Social and Branded Payments
Social payments, first popularized by PayPal, have since expanded into a number of platforms with multiple payment functions including Venmo, Snapcash, Google Wallet, Apple Pay and Twitter Buy. The use of social media to transfer money to another person or business has proven to be a useful tool not only for individuals but also businesses, which can either use existing services or create their own proprietary ones. Big consumer brands like Starbucks have already launched an app that allows customers to load money onto a virtual gift card which can be scanned at the register. Companies with existing loyalty programs and smaller brands are now exploring the opportunity to create their own payments ecosystems.

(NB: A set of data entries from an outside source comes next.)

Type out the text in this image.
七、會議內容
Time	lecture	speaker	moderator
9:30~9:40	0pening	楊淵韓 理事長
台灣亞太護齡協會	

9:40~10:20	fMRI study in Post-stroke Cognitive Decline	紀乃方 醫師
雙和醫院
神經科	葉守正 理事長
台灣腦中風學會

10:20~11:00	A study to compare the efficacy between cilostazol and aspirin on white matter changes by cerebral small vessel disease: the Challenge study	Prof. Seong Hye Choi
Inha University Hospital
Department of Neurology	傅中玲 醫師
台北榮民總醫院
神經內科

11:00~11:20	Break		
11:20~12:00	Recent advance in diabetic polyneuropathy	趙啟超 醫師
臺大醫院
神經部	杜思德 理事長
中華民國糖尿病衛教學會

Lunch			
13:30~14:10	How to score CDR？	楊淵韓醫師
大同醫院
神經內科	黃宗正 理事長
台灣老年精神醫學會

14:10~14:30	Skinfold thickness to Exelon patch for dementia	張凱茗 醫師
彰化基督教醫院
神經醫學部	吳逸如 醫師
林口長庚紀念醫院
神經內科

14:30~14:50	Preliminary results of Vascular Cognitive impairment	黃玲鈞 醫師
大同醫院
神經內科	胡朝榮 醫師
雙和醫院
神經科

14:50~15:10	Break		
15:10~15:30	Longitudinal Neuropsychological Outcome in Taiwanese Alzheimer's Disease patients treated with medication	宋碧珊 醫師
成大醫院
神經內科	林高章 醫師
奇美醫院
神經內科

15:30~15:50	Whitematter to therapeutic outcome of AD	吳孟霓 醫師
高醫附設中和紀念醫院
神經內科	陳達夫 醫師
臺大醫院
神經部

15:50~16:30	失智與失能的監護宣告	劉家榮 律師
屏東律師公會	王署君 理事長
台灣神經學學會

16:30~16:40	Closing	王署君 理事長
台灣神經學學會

Real-Time Payments Revolution
Real-time payments that provide immediacy, certainty, and bank-grade security are here. While little noticed, the deregulation and technological possibility are enabling consumers and business to experience faster payments than ever before: While only 25 real-time payment systems were operational worldwide in 2017, 40 were live in 2018, and 67 percent of consumer payments are now made electronically. Because real-time payments enable a lot more information that can be exchanged with transactions, applying more analytics can help improve iGaming business performance and improve efficiencies.
Banking Fragmentation
The iGaming operators, being on the cutting edge of online payments acceptance and payouts, need to be on a lookout for potential partners in payments to meet the constantly growing expectations of their clients. Customer focus is driving a trend of services being combined in unusual ways to meet each specific customer segment’s pain points, such as a wallet and payment acceptance hybrid Genome. This new service allows opening MIDs, IBAN accounts, paying salaries, transferring money internationally and between wallets or other accounts, accepting payments, exchanging currencies and all this via an app without a single visit to a bank. Web and app services like this will elevate the customer experience to a different level.
The Payment Trends Takeaways
Both iGaming operators and their service ecosystem are facing a torrent of changes affecting how customer service is delivered, how risks are managed and which business models will stand the test of time. Only by working together the industry can reduce risks effectively while offering a high level of customer satisfaction in the long run. From the payments perspective, intelligent use of machine learning and expanding payment methods can offer promising new solutions.